Growing alongside the neighborhood, in 1908 the church hired Jensen to expand their building, tasking him with solving “the problem of transmuting a wooden building into one of stone”. Cost savings presumably drove the decision to build around the old wood frame church, and the Irving Park Reformed Church became an example to other congregations looking to creatively reuse church buildings they’d outgrown. 

While it maintained a tenuous affiliation to the American Reformed church for its first few decades, in 1913 the 376 members of the church officially severed ties with that denomination, joined the presbytery, and became the Irving Park Presbyterian Church. 

The church lost its parsonage to the construction of the Kennedy in 1955, complicating their hunt for a new pastor at the time–they had nowhere for him to live. The clearances for the highway also cut a swathe through Irving Park Presbyterian’s neighborhood and likely immediately displaced parts of the congregation. While the building escaped demolition for the highway, over the longer term the highway suffocated the church anyway–squeezed up against the viaduct, the church was cut off from the southern half of the neighborhood, and began to shrink. 

In 2001 the dwindling congregation of the Irving Park Presbyterian Church moved out of their longtime home and merged with the Carter-Westminster United Presbyterian Church. A Korean church, Fullness Presbyterian, moved in for a few years until they decamped to the northwest suburbs, and then an African Methodist congregation moved in. The church’s unique steeple–highly visible just a few feet from the highway–was restored in 2018.

Production Files

Further reading:


Keeler Avenue only received that name later–when this church was built it was Irving Avenue, and when Jensen renovated it the street was 42nd Ave.


Architect Henry Rehwoldt was born Heinrich Rehwoldt in 1833 in Lübeck in what was then the Grand Duchy of Mecklenburg-Strelitz. A resident of Irving Park with his office downtown, like most architects active in Chicago in the 1860s and 1870s, the vast majority of Rehwoldt's buildings have been demolished.


Elmer C. Jensen may have been "the Dean of Chicago Architects" and his care for his firm's archives (he donated Jenney, Mundie & Jensen's papers to the Art Institute) was admirable...but I hate the house he designed for himself in Irving Park.
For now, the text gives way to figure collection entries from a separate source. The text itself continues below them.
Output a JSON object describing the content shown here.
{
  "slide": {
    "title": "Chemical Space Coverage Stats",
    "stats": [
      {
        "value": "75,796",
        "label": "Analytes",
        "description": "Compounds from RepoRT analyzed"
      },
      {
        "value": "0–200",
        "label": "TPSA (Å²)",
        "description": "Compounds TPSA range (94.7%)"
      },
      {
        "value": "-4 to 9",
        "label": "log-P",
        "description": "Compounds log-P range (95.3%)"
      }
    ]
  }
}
What on earth is that portico?!

A few Mundie & Jensen buildings are protected Chicago landmarks, including the Episcopal Church of the Advent in Logan Square (now apartments) and the West Town State Bank at Madison & Western.


For a while there, every ten years a church received an article in the newspaper.


Unsurprising for a Dutch Reformed congregation, the Irving Park Reformed Church did NOT like alcohol or revelry.